Restait pour les américains à trouver un point de chute, car il est hors de question pour eux d’abandonner le terrain. Deux Etats vont être retenus, la Côte d’Ivoire et le Bénin. En fait, il semble que les américains veuillent éclater les activités de leurs bases du Niger, et non plus les concentrer dans un seul Etat. Le 28 Avril le président Ouattara recevait le général Michael Langley, patron du commandement unifié des forces américaines en Afrique-AFRICOM. On apprenait au terme de l’audience que la Côte d’ivoire avait donné son « accord de principe » pour une base américaine sur son sol.
Le choix de la Côte d’Ivoire comme « plan B » par les Américains fait sens. Il ne faut pas perdre de vue qu’ Abidjan abrite la plus grande ambassade américaine d’Afrique de l’Ouest, et l’une des plus grandes d’Afrique. La taille de l’infrastructure impressionne, et ne cadre pas avec le volume relativement modeste des échanges économiques entre les deux pays , ce qui amène à dire que le bâtiment sert à bien autre chose que les activités diplomatiques conventionnelles. Depuis son inauguration en 2005, on soupçonne l’ambassade d’être « un nœud logistique » des activités liées aux renseignements, une sorte de « grande oreille » qui permet aux américains de saisir tout ce qui se trame en Afrique de l’Ouest.
Avec cette future base, le pays qui abrite déjà une base française depuis son indépendance, devient une place forte de l’Occident en Afrique, dans le contexte notable d’un sentiment anti-occidental généralisé sur le continent. Aujourd’hui de plus en plus de gouvernements nouent des « partenariats » avec la Russie, ou du moins équilibrent leur positionnement pour ne pas apparaître comme trop alignée sur « l’Occident ». La Côte d’Ivoire confirme clairement son camp, comme elle l’avait fait du temps du président Houphouët. Elle s’est toujours alignée sans ambiguïté sur l’Occident. Elle le fait en connaissance de cause, et en recueille les fruits en termes d’investissements et d’accès aux financements internationaux, quoi que l’on dise.
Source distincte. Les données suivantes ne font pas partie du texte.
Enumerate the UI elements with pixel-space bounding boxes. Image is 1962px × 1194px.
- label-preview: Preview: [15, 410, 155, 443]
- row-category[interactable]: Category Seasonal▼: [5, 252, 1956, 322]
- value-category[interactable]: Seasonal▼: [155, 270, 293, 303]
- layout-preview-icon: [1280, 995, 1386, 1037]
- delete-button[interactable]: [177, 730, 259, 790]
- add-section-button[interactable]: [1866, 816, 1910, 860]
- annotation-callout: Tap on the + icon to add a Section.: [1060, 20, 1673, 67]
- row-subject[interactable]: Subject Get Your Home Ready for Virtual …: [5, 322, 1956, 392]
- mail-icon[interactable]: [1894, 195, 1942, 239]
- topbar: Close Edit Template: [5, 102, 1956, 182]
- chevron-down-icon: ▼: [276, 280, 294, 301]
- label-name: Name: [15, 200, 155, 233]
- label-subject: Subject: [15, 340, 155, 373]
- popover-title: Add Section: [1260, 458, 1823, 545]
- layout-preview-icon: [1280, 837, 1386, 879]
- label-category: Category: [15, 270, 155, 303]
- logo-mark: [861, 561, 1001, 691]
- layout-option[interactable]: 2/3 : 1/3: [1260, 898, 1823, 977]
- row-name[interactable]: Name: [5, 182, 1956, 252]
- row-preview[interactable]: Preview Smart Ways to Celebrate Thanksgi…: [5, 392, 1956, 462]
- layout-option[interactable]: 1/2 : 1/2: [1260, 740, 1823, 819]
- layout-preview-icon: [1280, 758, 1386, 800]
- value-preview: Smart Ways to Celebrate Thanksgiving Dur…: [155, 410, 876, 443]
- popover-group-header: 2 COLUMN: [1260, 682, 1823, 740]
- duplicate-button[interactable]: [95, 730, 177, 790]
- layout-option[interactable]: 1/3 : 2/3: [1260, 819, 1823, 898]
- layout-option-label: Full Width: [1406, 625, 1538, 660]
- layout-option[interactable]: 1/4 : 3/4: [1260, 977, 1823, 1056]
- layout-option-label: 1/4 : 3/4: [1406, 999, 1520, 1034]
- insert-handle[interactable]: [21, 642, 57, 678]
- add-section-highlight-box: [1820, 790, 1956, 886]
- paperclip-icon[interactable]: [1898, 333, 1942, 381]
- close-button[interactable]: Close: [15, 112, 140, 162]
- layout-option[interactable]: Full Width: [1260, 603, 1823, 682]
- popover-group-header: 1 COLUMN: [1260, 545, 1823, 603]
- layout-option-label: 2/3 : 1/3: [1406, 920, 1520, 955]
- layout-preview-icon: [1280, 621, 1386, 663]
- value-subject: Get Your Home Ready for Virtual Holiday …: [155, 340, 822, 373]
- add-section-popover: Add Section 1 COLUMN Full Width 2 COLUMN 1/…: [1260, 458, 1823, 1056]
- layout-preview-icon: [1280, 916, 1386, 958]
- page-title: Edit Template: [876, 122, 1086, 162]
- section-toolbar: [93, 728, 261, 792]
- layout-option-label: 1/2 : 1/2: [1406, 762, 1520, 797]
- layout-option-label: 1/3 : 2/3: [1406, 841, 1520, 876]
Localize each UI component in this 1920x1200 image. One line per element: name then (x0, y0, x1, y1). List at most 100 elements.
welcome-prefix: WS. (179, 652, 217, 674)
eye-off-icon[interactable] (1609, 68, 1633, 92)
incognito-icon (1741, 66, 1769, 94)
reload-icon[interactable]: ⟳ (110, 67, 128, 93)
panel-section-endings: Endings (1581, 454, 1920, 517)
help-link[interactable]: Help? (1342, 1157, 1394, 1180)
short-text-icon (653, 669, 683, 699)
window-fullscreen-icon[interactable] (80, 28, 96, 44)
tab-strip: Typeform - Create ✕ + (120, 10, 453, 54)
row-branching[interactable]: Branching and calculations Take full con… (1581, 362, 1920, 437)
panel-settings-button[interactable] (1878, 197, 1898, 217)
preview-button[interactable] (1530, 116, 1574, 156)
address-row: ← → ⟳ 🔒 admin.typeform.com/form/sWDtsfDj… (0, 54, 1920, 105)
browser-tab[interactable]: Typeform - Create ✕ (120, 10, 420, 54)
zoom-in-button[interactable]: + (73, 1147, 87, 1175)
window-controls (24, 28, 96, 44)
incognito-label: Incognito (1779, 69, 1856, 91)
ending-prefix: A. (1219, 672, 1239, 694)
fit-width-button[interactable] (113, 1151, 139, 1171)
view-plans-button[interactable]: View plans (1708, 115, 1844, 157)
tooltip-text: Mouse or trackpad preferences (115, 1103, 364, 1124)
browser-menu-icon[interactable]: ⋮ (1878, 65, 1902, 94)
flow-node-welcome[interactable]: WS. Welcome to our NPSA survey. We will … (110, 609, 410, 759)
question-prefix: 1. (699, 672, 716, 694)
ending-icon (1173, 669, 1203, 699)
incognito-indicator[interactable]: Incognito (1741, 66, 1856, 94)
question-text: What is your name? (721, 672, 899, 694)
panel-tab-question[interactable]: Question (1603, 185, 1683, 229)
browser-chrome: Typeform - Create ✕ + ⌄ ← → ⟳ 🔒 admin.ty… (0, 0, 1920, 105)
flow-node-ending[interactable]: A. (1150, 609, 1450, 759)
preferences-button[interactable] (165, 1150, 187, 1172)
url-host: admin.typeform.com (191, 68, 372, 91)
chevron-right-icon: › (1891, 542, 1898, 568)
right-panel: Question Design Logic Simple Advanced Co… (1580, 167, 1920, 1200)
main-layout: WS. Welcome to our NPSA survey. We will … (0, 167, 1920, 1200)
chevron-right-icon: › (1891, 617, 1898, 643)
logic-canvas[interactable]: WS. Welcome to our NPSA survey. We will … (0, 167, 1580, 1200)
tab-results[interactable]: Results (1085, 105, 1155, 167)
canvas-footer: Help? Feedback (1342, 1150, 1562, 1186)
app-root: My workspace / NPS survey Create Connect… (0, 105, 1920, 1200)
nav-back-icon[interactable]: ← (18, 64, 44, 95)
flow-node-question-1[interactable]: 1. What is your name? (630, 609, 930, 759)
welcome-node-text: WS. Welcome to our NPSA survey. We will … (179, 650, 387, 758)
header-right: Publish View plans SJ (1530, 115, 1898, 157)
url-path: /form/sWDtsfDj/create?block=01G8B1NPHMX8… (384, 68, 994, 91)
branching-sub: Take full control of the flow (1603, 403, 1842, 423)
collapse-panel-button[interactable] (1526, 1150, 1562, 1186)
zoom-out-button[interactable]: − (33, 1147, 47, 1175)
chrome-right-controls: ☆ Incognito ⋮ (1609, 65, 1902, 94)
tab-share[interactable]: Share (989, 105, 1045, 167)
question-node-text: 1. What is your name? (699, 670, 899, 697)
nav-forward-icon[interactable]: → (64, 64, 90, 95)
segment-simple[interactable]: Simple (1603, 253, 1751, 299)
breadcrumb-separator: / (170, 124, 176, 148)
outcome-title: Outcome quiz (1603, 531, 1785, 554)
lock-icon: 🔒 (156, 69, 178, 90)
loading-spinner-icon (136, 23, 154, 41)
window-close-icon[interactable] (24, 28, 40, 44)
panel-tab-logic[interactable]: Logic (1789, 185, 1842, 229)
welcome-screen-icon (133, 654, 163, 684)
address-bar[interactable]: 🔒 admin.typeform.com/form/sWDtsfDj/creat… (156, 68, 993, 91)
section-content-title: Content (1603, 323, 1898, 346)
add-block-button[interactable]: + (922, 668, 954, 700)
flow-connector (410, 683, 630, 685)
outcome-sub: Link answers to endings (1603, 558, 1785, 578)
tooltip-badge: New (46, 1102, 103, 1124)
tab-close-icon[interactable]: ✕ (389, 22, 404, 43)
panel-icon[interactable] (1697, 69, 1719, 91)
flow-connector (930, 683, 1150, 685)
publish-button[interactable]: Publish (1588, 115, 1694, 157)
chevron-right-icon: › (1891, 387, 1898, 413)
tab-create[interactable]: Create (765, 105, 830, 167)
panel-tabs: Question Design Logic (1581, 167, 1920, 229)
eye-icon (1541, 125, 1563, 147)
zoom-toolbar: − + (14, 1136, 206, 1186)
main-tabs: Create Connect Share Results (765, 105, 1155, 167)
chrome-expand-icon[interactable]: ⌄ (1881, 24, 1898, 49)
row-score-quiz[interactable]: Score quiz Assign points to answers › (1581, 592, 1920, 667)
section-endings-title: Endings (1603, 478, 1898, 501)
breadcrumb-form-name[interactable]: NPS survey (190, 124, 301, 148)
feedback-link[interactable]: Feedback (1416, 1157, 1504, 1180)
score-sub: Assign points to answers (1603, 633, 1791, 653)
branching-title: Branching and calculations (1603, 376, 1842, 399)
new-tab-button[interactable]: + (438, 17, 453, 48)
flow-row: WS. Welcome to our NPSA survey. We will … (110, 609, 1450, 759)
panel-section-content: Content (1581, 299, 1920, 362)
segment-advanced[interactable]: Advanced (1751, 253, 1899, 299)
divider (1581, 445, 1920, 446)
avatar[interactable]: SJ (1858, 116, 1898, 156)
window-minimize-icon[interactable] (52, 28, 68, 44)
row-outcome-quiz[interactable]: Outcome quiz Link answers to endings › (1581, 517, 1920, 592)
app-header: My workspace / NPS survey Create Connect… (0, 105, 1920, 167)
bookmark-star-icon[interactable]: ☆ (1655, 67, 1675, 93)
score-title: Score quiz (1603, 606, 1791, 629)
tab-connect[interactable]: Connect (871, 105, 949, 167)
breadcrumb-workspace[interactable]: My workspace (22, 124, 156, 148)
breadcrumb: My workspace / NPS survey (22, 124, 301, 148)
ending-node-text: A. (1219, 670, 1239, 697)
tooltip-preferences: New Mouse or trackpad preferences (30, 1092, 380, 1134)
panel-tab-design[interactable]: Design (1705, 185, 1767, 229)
De fait, comme mentionné plus haut, l’aide américaine au Niger s’élevait à 400 millions de dollars en 2022, et une hausse de 200 millions était prévue sur la période 2022-2024. Suspendue dès le putsch, elle sera très certainement « redirigée » vers les nouveaux pays d’accueil des bases. Aussi même si cela ne sera jamais évoqué publiquement par les deux parties, les retombées financières de la présence américaine ne seront pas négligeables. On peut aussi prévoir une intensification de la coopération en matière de renseignements. Ainsi la Côte d’Ivoire et éventuellement le Bénin, ne sortiront pas « perdants » financièrement parlant. Cela, il faut le dire clairement.
Va-t-on assister à une montée en puissance du sentiment anti-occidental dans le pays comme ce fut le cas au Sahel ? C’est quelque chose à prendre en compte. A cet effet, il semble que dans un premier temps, les Etats Unis se feront discrets en ne construisant pas de bases propres comme ils l’ont fait au Niger. Selon le général Kenneth Ekman, chef de la stratégie au sein de l’AFRICOM en visite à Abidjan le 24 Juillet dernier, les Etats-Unis « envisagent de travailler avec les militaires ivoiriens au sein des installations disponibles». Une stratégie destinée à ne pas rendre leur présence trop visible.